He always threw good parties.
Of course, there was much more to Canadian journalist and war correspondent Adam Day – who died earlier this month at 42 years old – than just that. But that’s what I remember, nonetheless.
Adam and I were journalism-school classmates at the University College of the Cariboo – now Thompson Rivers University – back in the early 2000s, and even though we weren’t particularly close, our J-school class back then was small, and we were a pretty tight-knit group.
We all took the same classes, drank at the same pub, and often ended up back at Adam’s place, because unlike most of us who lived in dorms or tiny basement suites, he and a few others had rented an entire house in downtown Kamloops, which made it a prime after-hours landing spot.
I don’t remember ever talking to him about his dream of being a war correspondent, though I knew he was well-travelled even then, so after we graduated and he got a job as a writer for Legion magazine, and subsequently went on multiple tours of Afghanistan as an embedded reporter with the Canadian military, I wasn’t that surprised.

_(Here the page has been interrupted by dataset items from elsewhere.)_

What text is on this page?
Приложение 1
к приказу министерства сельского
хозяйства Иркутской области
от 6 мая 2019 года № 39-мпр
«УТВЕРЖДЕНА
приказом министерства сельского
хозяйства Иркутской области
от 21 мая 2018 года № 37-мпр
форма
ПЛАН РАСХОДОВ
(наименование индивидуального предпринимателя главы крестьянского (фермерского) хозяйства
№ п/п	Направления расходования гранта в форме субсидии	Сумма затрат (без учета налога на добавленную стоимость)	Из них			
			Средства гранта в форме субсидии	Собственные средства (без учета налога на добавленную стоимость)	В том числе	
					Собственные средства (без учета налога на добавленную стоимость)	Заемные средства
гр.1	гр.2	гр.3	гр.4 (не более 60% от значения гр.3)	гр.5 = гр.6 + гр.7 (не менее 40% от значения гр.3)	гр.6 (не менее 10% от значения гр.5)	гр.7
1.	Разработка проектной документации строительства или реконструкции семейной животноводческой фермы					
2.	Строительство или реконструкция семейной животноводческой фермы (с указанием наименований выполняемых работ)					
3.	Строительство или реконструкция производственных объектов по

I can’t say I was ever envious of his travels, because all I ever wanted to be was a sports reporter, so reporting from war zones was never high on my to-do list. Hell, I don’t even like the idea of covering city council.
But while I never wanted his beat, I sure admired Adam’s talent.
He was, by all accounts, one hell of a reporter. Both CBC and the Ottawa Citizen, in stories on his death, referred to him as “the voice of many soldiers.”
He was tough, too. He travelled to places most of us don’t even want to think about, and saw things nobody should see. In Afghanistan in 2010, the vehicle in which he was riding was hit by an explosive device, and the ensuing blast left him with an injured spine and four broken teeth.
And yet he kept going back for more.
Once, an angry goaltender shot a puck in my direction after a game, and another time I slipped in some mud on the sidelines of a football game, but those are about the only times I’ve put myself in harm’s way on the job.
In the end, Adam’s job took its toll. His friend and fellow journalist David Pugliese said “it’s fair to say he was dealing with emotional and psychological issues” as a result of his career choices.
Makes writing about high-school basketball seem awfully insignificant, by comparison, doesn’t it?
As tributes have rolled in since his death, I’ve come to hope that, despite this tragedy, his family and friends – all of whom knew him much, much better than I ever did – can take at least some solace in knowing that he achieved exactly what he set out to achieve, all those years ago.
Not everyone gets to say that about their careers or their lives, truncated or not.
Nick Greenizan is a reporter at the Peace Arch News.